Sermon for the Feast of St. Simon and St. Jude, AD 2020

Jeremiah 26:1-16

The gospel writers give almost no information about Sts. Simon and Jude besides Simon’s name and Jude’s brief mention in John. The extrabiblical traditions about these apostles are also rather mixed and confused, given the difference of names in the different gospels. Compound this with the fact that their feast day is three days before Reformation Day, and they really get no respect in Lutheran circles.
Wouldn’t we rather talk about the Reformation than Simon and Jude? What is there to talk about with these two? How do we commemorate men we know nothing about? As AC XXI says, our churches “teach that the memory of saints may be set before us, that we may follow their faith and good works, according to our calling, as the Emperor may follow the example of David in making war to drive away the Turk from his country. For both are kings.” So then, who follows the example of obscure apostles?
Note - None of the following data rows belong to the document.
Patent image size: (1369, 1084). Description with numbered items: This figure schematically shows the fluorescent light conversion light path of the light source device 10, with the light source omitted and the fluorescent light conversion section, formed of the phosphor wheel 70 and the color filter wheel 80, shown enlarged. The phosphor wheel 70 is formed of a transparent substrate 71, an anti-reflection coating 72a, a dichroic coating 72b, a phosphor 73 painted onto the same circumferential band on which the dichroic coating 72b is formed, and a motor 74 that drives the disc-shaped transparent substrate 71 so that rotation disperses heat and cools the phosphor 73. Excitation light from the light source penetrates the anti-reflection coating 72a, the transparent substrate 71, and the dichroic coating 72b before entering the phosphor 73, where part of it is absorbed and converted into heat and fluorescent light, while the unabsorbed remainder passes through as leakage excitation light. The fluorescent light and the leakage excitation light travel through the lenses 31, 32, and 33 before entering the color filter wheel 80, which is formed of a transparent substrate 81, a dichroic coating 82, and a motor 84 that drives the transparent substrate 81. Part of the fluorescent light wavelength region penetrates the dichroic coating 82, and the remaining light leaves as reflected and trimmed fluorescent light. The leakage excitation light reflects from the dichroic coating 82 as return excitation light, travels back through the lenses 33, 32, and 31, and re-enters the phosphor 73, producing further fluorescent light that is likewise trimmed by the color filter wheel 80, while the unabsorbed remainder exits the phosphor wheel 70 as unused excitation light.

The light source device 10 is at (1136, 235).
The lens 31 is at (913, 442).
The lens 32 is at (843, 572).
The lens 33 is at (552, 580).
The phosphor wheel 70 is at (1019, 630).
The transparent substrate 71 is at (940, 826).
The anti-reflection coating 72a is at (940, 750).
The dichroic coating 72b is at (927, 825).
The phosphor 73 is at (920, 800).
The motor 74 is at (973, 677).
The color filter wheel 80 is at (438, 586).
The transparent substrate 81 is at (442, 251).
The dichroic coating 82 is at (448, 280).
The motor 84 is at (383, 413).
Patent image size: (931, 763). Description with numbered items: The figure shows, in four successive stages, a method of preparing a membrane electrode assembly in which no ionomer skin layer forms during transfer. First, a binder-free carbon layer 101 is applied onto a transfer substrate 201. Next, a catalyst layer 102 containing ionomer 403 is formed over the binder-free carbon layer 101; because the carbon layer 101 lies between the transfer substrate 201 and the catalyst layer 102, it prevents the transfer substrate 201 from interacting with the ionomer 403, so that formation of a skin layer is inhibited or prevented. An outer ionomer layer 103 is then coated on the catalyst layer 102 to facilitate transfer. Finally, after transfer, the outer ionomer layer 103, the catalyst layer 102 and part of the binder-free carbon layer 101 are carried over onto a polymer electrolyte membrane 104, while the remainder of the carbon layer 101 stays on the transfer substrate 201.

Obscure preachers like us. Preachers who won’t be a Martin Luther. Maybe you preach as well as Martin Luther, not to say anything personal, but you very likely will not be a world-changing figure like Martin Luther. Yet you are a preacher like Simon and Jude. Although unlike them you were not blessed to see Jesus’ earthly ministry, his passion, death, and burial, His ascension and the coming of the Holy Spirit, as “those untimely born” we are those “blessed who do not see, and yet believe.” If we’re lucky, our names will be somewhere in a list at a church we served. And in a hundred years, people will only know our names. Just like Simon and Jude.

Where Simon and Jude were sent to preach, and whom they were sent to preach to, isn’t our concern. That was for them. Some traditions say they were martyred casting demons out of a Zoroastrian temple in Persia. What they were sent to preach we already know: The same thing we preach – repentance and the forgiveness of sins in Jesus Christ. We know Jeremiah was sent to preach repentance and forgiveness as well.

Like Simon and Jude, Jeremiah was not to omit one word of the message he was to preach to the people. He was not to trim his message for fear of consequences from his hearers. He was to go to the place where the most people would hear and tell them to repent of their sin, and maybe God would relent from destroying their city and temple.

Jeremiah is a model in courage for we obscure preachers. He did not cut his message short to appear more winsome to his hearers. He did not avoid preaching to those who needed to hear it. He did not back down when confronted. As usual, the religious leadership, the priests and false prophets led the opposition to Jeremiah because he attacked their source of false assurance. God had given so many promises to Zion and the temple that there was no way in their minds He would let it be destroyed, no matter how they acted. They were God’s people, and this was the true place of worship – it was Jeremiah who was wrong! The Blessed Prophet Jeremiah did not back down. He doubled down on his message. Jeremiah did not care what happened to him, but he stressed that he spoke the words of God with the authority of God. Their quarrel was with God, not with him. If they chose to kill him, so be it, but that wasn’t going to help things with God.

Fortunately for Jeremiah, the laymen came in the nick of time to support him. Already condemned of blasphemy against the temple, he was saved by legal precedent.  Fortunately for us, that precedent would not later stop Christ from going to his death on the cross. Accused of blasphemy Himself, the chief priests and false prophets would destroy the temple of Jesus’ body. Yet Christ would raise that temple again in three days.

The message we preach is that there is no other temple than this in which one can be saved – not the bank, the capitol building, or any other place of self-made worship. We must break the idols of those we preach to, and many will find this very offensive. They did with Christ. If the traditions are true, they did so with Simon and Jude Thankfully we also preach to those like the laymen in Jeremiah’s day who recognize the words of God and the authority that comes with it.

Therefore, we can be obscure preachers, but courageous preachers – preaching the word of God without cutting out the offensive parts, never backing down, never resting on our own authority, but on the authority of the Word of God. Like Simon and Jude, maybe at best only our names will be known in a few decades, but God has called us where we are now because he needs us, in particular, as individuals, to preach His Gospel. We never know if we will be preserved like Jeremiah, or led to martyrdom like Simon and Jude, but abiding in Jesus Christ, we have already died and risen. Know that if the world hates you, it hated Christ first. A servant is not greater than his master. You have been called by name, and you name may not abide to fame in this world, but he fruit of your preaching will abide. For whatever you ask the Father in the name of Jesus will be given to you. Amen.
This sermon was preached for the matins service of Northern Illinois Confessional Lutherans on October 28, 2020.